“’Tain’t something we give a mind to,” said the first of the voices.
“A boy, perhaps, then,” continued the one whose hand she was holding. “I believe I was once a boy.” And it glowed a little more brightly in the darkness of the room behind the mirror.
“What happened to you all?” asked Coraline. “How did you come here?”
“She left us here,” said one of the voices. “She stole our hearts, and she stole our souls, and she took our lives away, and she left us here, and she forgot about us in the dark.”
“You poor things,” said Coraline. “How long have you been here?”
“So very long a time,” said a voice.
“Aye. Time beyond reckoning,” said another voice.
“I walked through the scullery door,” said the voice of the one that thought it might be a boy, “and I found myself back in the parlor. But
“Flee!” said the very first of the voices—another girl, Coraline fancied. “Flee, while there’s still air in your lungs and blood in your veins and warmth in your heart. Flee while you still have your mind and your soul.”
“I’m not running away,” said Coraline. “She has my parents. I came to get them back.”
“Ah, but she’ll keep you here while the days turn to dust and the leaves fall and the years pass one after the next like the tick-tick-ticking of a clock.”
“No,” said Coraline. “She won’t.”
There was silence then in the room behind the mirror.
“Peradventure,” said a voice in the darkness, “if you could win your mamma and your papa back from the beldam, you could also win free our souls.”
“Has she taken them?” asked Coraline, shocked.
“Aye. And hidden them.”
“That is why we could not leave here, when we died. She kept us, and she fed on us, until now we’ve nothing left of ourselves, only snakeskins and spider husks. Find our secret hearts, young mistress.”
“And what will happen to you if I do?” asked Coraline.
The voices said nothing.
“And what is she going to do to me?” she said.
The pale figures pulsed faintly; she could imagine that they were nothing more than afterimages, like the glow left by a bright light in your eyes, after the lights go out.
“It doth not hurt,” whispered one faint voice.
“She will take your life and all you are and all you care’st for, and she will leave you with nothing but mist and fog. She’ll take your joy. And one day you’ll awake and your heart and your soul will have gone. A husk you’ll be, a wisp you’ll be, and a thing no more than a dream on waking, or a memory of something forgotten.”
“Hollow,” whispered the third voice. “Hollow, hollow, hollow, hollow, hollow.”

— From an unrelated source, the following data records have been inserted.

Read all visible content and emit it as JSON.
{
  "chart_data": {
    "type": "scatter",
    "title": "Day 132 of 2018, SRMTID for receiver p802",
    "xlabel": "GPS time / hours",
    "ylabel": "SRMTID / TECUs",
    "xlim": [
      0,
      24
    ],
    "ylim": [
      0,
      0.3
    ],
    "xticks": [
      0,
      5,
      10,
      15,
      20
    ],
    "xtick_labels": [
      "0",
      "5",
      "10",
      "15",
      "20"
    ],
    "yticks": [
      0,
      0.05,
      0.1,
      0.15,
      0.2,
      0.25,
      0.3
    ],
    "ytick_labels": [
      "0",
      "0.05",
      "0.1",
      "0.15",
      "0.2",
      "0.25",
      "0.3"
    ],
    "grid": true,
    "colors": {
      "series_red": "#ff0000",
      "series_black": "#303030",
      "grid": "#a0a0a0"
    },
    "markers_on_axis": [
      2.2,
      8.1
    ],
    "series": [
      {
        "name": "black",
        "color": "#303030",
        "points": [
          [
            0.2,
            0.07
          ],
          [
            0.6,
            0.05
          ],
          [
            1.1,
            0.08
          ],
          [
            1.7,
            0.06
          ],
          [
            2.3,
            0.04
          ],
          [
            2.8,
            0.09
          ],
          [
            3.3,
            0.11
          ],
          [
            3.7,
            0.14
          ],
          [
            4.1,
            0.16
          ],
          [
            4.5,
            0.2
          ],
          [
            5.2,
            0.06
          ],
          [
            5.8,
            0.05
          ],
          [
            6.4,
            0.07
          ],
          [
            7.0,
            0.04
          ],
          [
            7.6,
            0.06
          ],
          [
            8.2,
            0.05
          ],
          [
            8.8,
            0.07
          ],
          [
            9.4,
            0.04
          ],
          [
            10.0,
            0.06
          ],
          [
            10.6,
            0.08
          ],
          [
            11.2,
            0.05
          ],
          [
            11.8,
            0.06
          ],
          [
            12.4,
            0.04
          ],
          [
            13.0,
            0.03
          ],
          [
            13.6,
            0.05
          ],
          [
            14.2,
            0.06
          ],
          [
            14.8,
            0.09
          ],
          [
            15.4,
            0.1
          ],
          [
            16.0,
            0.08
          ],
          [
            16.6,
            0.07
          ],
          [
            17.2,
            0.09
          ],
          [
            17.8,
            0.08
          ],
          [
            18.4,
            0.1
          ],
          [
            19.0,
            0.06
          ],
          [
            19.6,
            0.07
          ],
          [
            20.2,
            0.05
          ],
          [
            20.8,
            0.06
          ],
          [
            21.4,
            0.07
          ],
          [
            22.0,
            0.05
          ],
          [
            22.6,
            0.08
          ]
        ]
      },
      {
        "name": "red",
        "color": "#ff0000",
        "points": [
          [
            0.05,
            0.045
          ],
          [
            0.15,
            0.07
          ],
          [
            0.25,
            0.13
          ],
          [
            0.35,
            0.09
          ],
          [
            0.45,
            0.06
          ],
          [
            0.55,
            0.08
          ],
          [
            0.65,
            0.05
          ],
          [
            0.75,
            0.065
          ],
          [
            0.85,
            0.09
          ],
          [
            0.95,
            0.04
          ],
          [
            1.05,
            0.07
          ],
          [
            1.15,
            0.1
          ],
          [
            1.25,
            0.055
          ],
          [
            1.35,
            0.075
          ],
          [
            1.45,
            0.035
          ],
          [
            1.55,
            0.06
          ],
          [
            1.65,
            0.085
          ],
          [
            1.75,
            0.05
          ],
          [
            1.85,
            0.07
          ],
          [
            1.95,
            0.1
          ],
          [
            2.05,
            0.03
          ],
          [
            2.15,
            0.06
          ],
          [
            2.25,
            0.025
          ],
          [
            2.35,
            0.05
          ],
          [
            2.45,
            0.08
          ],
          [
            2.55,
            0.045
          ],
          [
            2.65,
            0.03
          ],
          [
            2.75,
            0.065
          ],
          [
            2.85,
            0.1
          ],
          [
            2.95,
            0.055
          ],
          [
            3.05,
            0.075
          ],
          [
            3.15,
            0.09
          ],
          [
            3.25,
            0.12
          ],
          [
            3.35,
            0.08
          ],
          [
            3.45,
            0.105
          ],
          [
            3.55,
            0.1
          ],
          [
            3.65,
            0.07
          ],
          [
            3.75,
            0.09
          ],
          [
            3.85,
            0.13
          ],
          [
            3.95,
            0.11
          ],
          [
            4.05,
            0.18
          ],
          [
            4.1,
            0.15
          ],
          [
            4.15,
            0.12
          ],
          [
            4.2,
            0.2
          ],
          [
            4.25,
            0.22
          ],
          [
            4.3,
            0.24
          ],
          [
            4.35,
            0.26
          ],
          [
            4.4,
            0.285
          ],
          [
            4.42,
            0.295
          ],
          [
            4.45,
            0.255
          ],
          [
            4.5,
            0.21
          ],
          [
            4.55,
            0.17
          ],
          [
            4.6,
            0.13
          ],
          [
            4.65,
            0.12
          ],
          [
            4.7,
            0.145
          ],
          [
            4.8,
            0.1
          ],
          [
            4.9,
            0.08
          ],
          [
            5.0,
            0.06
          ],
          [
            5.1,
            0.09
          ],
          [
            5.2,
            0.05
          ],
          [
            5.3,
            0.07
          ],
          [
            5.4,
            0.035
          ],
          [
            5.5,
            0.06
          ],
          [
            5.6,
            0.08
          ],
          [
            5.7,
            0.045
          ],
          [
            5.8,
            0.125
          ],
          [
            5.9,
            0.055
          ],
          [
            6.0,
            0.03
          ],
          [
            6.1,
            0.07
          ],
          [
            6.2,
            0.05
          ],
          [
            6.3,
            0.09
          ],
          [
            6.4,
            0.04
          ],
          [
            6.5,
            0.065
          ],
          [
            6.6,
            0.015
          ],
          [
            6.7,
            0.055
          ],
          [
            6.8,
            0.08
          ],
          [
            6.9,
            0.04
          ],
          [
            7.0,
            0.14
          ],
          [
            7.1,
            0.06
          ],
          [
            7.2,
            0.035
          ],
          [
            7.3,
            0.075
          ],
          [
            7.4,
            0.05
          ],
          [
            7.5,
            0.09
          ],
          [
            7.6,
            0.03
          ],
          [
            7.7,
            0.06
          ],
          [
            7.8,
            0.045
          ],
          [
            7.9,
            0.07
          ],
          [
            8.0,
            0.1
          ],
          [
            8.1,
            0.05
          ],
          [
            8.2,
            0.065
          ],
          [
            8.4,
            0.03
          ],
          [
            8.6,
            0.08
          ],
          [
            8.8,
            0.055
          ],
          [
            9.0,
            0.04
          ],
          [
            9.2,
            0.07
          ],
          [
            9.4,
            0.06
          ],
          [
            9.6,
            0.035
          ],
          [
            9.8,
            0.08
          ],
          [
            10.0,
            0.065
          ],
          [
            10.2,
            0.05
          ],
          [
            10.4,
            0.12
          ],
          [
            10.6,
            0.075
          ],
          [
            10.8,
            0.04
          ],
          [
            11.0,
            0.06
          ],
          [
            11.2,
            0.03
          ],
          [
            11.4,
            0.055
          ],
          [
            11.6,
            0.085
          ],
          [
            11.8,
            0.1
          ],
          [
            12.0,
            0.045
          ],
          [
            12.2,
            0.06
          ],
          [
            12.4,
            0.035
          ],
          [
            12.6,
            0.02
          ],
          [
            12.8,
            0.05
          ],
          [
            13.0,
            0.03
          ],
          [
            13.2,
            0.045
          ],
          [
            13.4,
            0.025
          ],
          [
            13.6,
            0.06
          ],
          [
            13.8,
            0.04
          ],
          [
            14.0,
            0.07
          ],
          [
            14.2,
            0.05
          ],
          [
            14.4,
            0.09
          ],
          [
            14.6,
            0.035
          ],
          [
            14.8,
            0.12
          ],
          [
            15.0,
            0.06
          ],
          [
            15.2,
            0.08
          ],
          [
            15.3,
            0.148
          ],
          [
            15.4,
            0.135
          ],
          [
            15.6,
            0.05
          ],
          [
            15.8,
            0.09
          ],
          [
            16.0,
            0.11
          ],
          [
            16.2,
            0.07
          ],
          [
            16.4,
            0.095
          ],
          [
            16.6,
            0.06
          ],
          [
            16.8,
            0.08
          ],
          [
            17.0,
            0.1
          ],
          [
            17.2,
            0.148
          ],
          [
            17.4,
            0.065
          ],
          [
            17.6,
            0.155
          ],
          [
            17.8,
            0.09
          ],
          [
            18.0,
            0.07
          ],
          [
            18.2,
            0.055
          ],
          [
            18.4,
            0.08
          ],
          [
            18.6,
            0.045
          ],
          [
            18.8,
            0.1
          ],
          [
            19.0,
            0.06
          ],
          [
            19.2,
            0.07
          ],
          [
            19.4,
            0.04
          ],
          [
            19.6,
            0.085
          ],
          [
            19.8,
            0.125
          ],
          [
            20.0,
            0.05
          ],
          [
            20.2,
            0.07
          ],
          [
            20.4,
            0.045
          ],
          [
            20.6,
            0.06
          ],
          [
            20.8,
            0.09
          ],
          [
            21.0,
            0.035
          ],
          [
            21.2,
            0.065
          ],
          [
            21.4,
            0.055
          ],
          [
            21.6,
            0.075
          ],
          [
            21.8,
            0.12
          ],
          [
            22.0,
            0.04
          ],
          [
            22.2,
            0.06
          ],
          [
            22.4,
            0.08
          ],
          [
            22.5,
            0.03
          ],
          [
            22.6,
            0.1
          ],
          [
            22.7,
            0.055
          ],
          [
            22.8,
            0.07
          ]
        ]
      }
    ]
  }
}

“You must flee,” sighed a voice faintly.
“I don’t think so,” said Coraline. “I tried running away, and it didn’t work. She just took my parents. Can you tell me how to get out of this room?”
“If we knew then we would tell you.”
“Poor things,” said Coraline to herself.
She sat down. She took off her sweater and rolled it up and put it behind her head as a pillow. “She won’t keep me in the dark forever,” said Coraline. “She brought me here to play games.
Her stomach rumbled. She ate her last apple, taking the tiniest bites, making it last as long as she could. When she had finished she was still hungry.
Then an idea struck her, and she whispered, “When she comes to let me out, why don’t you three come with me?”
“We wish that we could,” they sighed to her, in their barely-there voices. “But she has our hearts in her keeping. Now we belong to the dark and to the empty places. The light would shrivel us, and burn.”
“Oh,” said Coraline.
She closed her eyes, which made the darkness darker, and she rested her head on the rolled-up sweater, and she went to sleep. And as she fell asleep she thought she felt a ghost kiss her cheek, tenderly, and a small voice whisper into her ear, a voice so faint it was barely there at all, a gentle wispy nothing of a voice so hushed that Coraline could almost believe she was imagining it. “Look through the stone,” it said to her.
And then she slept.
VIII.
THE OTHER MOTHER looked healthier than before: there was a little blush to her cheeks, and her hair was wriggling like lazy snakes on a warm day. Her black button eyes seemed as if they had been freshly polished.
She had pushed through the mirror as if she were walking through nothing more solid than water and had stared down at Coraline. Then she had opened the door with the little silver key. She picked Coraline up, just as Coraline’s real mother had when Coraline was much younger, cradling the half-sleeping child as if she were a baby.
The other mother carried Coraline into the kitchen and put her down very gently upon the countertop.